Reduce malloc calls by slicing one big malloc'd memory

First, here is where I got the idea from:

There was once an app I wrote that used lots of little blobs of memory, each allocated with malloc(). It worked correctly but was slow. I replaced the many calls to malloc with just one, and then sliced up that large block within my app. It was much much faster.

I was profiling my application, and I got a unexpectedly nice performance boost when I reduced the number of malloc calls. I am still allocating the same amount of memory, though.

So, I would like to do what this guy did, but I am unsure what's the best way to do it.

My Idea:

// static global variables
static void * memoryForStruct1 = malloc(sizeof(Struct1) * 10000);
int struct1Index = 0;
...
// somewhere, I need memory, fast:
Struct1* data = memoryForStruct1[struct1Index++];
...
// done with data:
--struct1Index;

Gotchas:

I have to make sure I don't exceed 10000
I have to release the memory in the same order I occupied. (Not a major issue in my case, since I am using recursion, but I would like to avoid it if possible).

Inspired from Mihai Maruseac:

First, I create a linked list of int that basically tells me which memory indexes are free. I then added a property to my struct called int memoryIndex which helps me return the memory occupied in any order. And Luckily, I am sure my memory needs would never exceed 5 MB at any given time, so I can safely allocate that much memory. Solved.

Solution

The system call which gives you memory is brk. The usual malloc and calloc, realloc functions simply use the space given by brk. When that space is not enough, another brk is made to create new space. Usually, the space is increased in sizes of a virtual memory page.

Thus, if you really want to have a premade pool of objects, then make sure to allocate memory in multiples of pagesize. For example, you can create one pool of 4KB. 8KB, ... space.

Next idea, look at your objects. Some of them have one size, some have other size. It will be a big pain to handle allocations for all of them from the same pool. Create pools for objects of various sizes (powers of 2 is best) and allocate from them. For example, if you'll have an object of size 34B you'd allocate space for it from the 64B pool.
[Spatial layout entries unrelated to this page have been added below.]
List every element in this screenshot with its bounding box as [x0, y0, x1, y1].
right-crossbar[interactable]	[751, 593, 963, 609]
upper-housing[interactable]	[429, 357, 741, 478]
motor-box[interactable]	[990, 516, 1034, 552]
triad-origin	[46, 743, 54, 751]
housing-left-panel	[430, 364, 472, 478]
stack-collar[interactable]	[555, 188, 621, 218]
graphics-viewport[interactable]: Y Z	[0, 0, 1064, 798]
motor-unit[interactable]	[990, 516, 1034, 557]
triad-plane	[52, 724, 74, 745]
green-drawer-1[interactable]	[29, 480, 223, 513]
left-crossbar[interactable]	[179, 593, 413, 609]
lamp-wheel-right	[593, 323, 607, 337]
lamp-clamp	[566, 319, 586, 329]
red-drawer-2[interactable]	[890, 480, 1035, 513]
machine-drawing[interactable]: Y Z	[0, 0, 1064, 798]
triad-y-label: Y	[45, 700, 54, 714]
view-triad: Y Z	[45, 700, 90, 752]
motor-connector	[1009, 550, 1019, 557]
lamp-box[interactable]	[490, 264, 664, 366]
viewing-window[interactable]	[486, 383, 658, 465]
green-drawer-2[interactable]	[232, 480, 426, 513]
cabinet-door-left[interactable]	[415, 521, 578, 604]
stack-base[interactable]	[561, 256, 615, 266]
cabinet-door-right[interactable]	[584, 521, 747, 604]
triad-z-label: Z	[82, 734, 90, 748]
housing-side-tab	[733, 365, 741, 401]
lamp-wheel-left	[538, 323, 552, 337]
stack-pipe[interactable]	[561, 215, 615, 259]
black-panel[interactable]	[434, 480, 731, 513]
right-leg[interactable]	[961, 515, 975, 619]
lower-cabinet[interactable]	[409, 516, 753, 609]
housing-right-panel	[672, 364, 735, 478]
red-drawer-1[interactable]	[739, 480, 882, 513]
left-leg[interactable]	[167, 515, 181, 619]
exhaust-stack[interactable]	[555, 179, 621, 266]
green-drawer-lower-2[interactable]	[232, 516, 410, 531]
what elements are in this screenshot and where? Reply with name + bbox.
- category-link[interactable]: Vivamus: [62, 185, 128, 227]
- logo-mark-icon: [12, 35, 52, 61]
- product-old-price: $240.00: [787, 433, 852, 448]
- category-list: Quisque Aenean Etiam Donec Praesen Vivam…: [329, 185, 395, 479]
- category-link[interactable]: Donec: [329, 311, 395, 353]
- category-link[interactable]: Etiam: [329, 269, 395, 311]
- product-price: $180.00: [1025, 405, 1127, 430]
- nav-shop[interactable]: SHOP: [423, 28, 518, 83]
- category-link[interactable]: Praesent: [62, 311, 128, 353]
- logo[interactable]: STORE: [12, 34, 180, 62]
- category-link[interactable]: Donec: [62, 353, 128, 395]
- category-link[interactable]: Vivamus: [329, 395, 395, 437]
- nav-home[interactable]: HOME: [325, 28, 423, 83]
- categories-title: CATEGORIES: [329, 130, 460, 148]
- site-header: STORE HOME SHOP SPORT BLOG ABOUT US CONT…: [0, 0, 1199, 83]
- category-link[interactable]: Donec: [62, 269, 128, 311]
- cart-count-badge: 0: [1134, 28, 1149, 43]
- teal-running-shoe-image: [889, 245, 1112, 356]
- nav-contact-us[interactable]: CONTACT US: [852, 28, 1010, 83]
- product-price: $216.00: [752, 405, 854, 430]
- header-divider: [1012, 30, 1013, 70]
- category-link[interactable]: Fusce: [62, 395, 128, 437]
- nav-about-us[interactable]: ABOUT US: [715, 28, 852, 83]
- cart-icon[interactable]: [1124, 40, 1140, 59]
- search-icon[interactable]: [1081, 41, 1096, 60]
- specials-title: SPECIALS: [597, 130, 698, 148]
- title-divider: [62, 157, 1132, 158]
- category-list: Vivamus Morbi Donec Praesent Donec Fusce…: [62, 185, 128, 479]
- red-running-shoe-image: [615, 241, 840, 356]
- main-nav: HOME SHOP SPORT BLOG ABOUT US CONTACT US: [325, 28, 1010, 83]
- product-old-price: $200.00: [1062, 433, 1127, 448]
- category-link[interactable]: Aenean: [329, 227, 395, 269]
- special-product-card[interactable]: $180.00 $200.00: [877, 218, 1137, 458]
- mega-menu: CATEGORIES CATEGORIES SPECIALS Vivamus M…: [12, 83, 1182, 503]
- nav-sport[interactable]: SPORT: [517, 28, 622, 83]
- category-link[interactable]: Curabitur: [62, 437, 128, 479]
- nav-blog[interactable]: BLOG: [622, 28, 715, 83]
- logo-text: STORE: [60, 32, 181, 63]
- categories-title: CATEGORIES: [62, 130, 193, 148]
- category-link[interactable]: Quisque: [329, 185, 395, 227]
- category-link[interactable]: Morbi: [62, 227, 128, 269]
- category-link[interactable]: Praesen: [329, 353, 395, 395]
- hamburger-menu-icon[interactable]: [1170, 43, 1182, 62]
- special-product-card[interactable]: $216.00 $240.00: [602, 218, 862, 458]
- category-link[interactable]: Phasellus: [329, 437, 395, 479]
Lastly, the remaining space can be either left unused or it can be moved down to the other pools. In the above example, you have 30B left. You'd split it in 16B, 8B, 4B and 2B chunks and add each chunk to their respective pool.

Thus, you'd use linked lists to manage the preallocated space. Which means that your application will use more memory than it actually needs but if this really helps you, why not?

Basically, what I've described is a mix between buddy allocator and slab allocator from the Linux kernel.

Edit: After reading your comments, it will be pretty easy to allocate a big area with malloc(BIG_SPACE) and use this as a pool for your memory.